The artist played also the final Presto directly attached, attacca. It’s a movement with neck-breaking virtuosity. Beatrice Rana played this very fast, with grumbling quaver triplets, retained, natural-sounding, unpretentious also here. She indeed played legato and sotto voce, as prescribed in the score. This was not an olympic demonstration of utter virtuosity. An honorable approach, for sure—but the virtuosic language, those extremely rapid, parallel triplet movements in both hands, should definitely not be more veiled or blurred than here!
Ravel: La Valse
For an introduction into the composition “La Valse”, poème choréographique by Maurice Ravel (1875 – 1937) see my review on Oxana Shevchenko’s private recital on 2016-01-16. This was originally a piece for orchestra. It was later reworked for piano / four hands. Finally, the composer also arranged it for a single piano player. In this version, it is one of the most demanding pieces in the entire piano literature.

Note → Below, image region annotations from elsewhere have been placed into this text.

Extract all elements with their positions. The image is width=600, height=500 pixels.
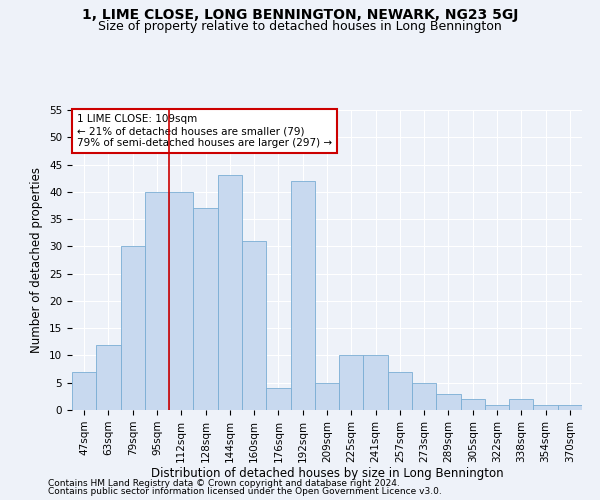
Bar — [290, 181, 315, 410]
Y-axis label: Number of detached properties: Number of detached properties — [31, 167, 43, 353]
Bar — [266, 388, 290, 410]
Bar — [72, 372, 96, 410]
Bar — [509, 399, 533, 410]
X-axis label: Distribution of detached houses by size in Long Bennington: Distribution of detached houses by size … — [151, 468, 503, 480]
Text: Contains HM Land Registry data © Crown copyright and database right 2024.: Contains HM Land Registry data © Crown c… — [48, 478, 400, 488]
Bar — [485, 404, 509, 410]
Bar — [364, 356, 388, 410]
Bar — [558, 404, 582, 410]
Text: Size of property relative to detached houses in Long Bennington: Size of property relative to detached ho… — [98, 20, 502, 33]
Bar — [412, 382, 436, 410]
Text: Contains public sector information licensed under the Open Government Licence v3: Contains public sector information licen… — [48, 487, 442, 496]
Bar — [461, 399, 485, 410]
Bar — [96, 344, 121, 410]
Text: 1 LIME CLOSE: 109sqm
← 21% of detached houses are smaller (79)
79% of semi-detac: 1 LIME CLOSE: 109sqm ← 21% of detached h… — [77, 114, 332, 148]
Bar — [436, 394, 461, 410]
Bar — [533, 404, 558, 410]
Bar — [218, 176, 242, 410]
Bar — [339, 356, 364, 410]
Bar — [193, 208, 218, 410]
Bar — [121, 246, 145, 410]
Bar — [242, 241, 266, 410]
Bar — [388, 372, 412, 410]
Bar — [315, 382, 339, 410]
Bar — [145, 192, 169, 410]
Bar — [169, 192, 193, 410]
Text: 1, LIME CLOSE, LONG BENNINGTON, NEWARK, NG23 5GJ: 1, LIME CLOSE, LONG BENNINGTON, NEWARK, … — [82, 8, 518, 22]
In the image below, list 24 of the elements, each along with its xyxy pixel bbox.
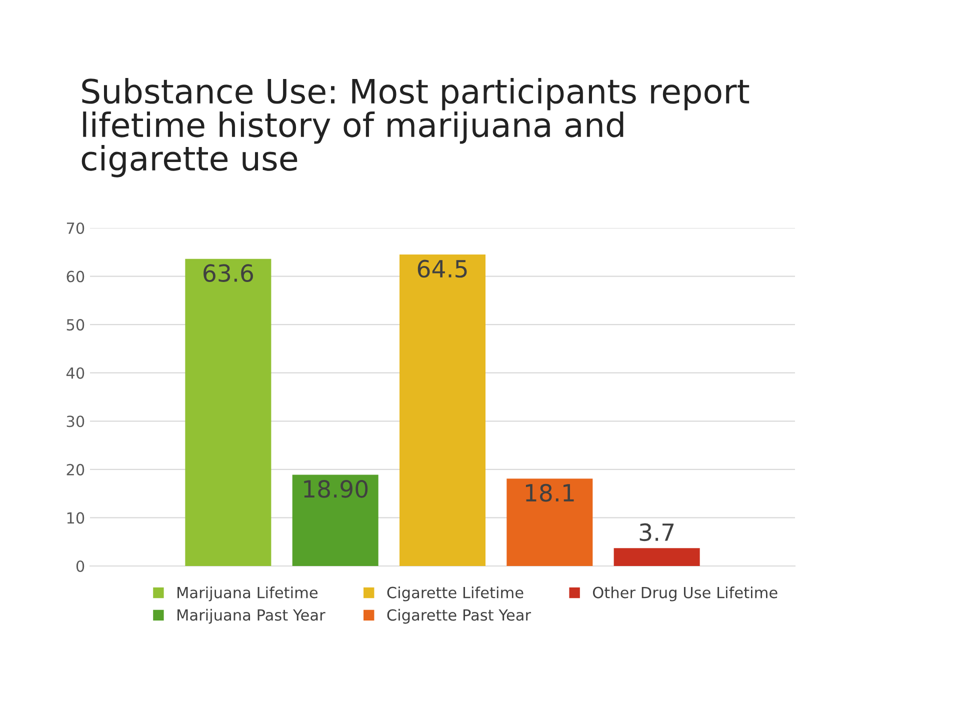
- y-tick-label: 30: [66, 416, 84, 428]
- y-tick-label: 60: [66, 270, 84, 282]
- data-label: 18.90: [304, 480, 368, 498]
- chart-title: Substance Use: Most participants report lifetime history of marijuana and cigarette use: [82, 78, 750, 178]
- bar: [185, 258, 272, 566]
- legend-label: Marijuana Lifetime: [178, 586, 318, 602]
- bar: [614, 548, 700, 566]
- legend-label: Cigarette Past Year: [387, 608, 532, 624]
- legend-label: Other Drug Use Lifetime: [592, 586, 778, 602]
- y-tick-label: 50: [66, 319, 84, 331]
- bar: [399, 254, 486, 566]
- y-tick-label: 40: [66, 367, 84, 379]
- data-label: 64.5: [418, 260, 467, 278]
- y-tick-label: 70: [66, 222, 84, 234]
- data-label: 63.6: [204, 264, 253, 282]
- y-tick-label: 10: [67, 512, 84, 524]
- y-tick-label: 0: [76, 560, 84, 572]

The difficulties are mostly in the sheer technical demands. The piano score (a translation from a complex orchestral score) is extremely dense and polyrhythmic, with such bizarre demands as maintaining a waltz rhythm while simultaneously playing glissandi (up & down) across the entire keyboard. On top of that, there’s the question of interpretation: it is not sufficient to be technically brilliant, even perfect. Especially in the second half of the piece, the artist is meant to convey the uncontrolled, menacing, scary, overexcited atmosphere of the orchestral version.
I found Beatrice Rana’s interpretation of this composition to be technically excellent, masterful. However, sometimes it was a bit too much melodious-waltzy, too harmless, lacking the fantastic, overturned drama, the sometimes ghastly scenery from the orchestral version. It seems to me that many pianists focus too much on technical perfection in this piece, neglecting the atmospheric dimension.
In response to the strong, enthusiastic applause in this concert, Beatrice Rana returned to the beginning, playing the Gigue from Johann Sebastian Bach‘s Partita No.1 in B♭ major, BWV 825. She offered a sporty, fast interpretation, not very differentiated in articulation and phrasing. However, an encore (especially after the above virtuosic, romantic pieces) rarely is the place for carefully reflected, elaborate and detailed performances…
For the same concert, I have also written a (much shorter) review in German for Bachtrack.com. This posting is not a translation of that German review, the rights of which remain with Bachtrack. I create the German review using a subset of the notes taken during this concert. I wanted to enable my non-German speaking readers to read about my concert experience as well. Therefore, I have taken my original notes as a loose basis for this separate posting. I’m including additional material that is not present in the Bachtrack review.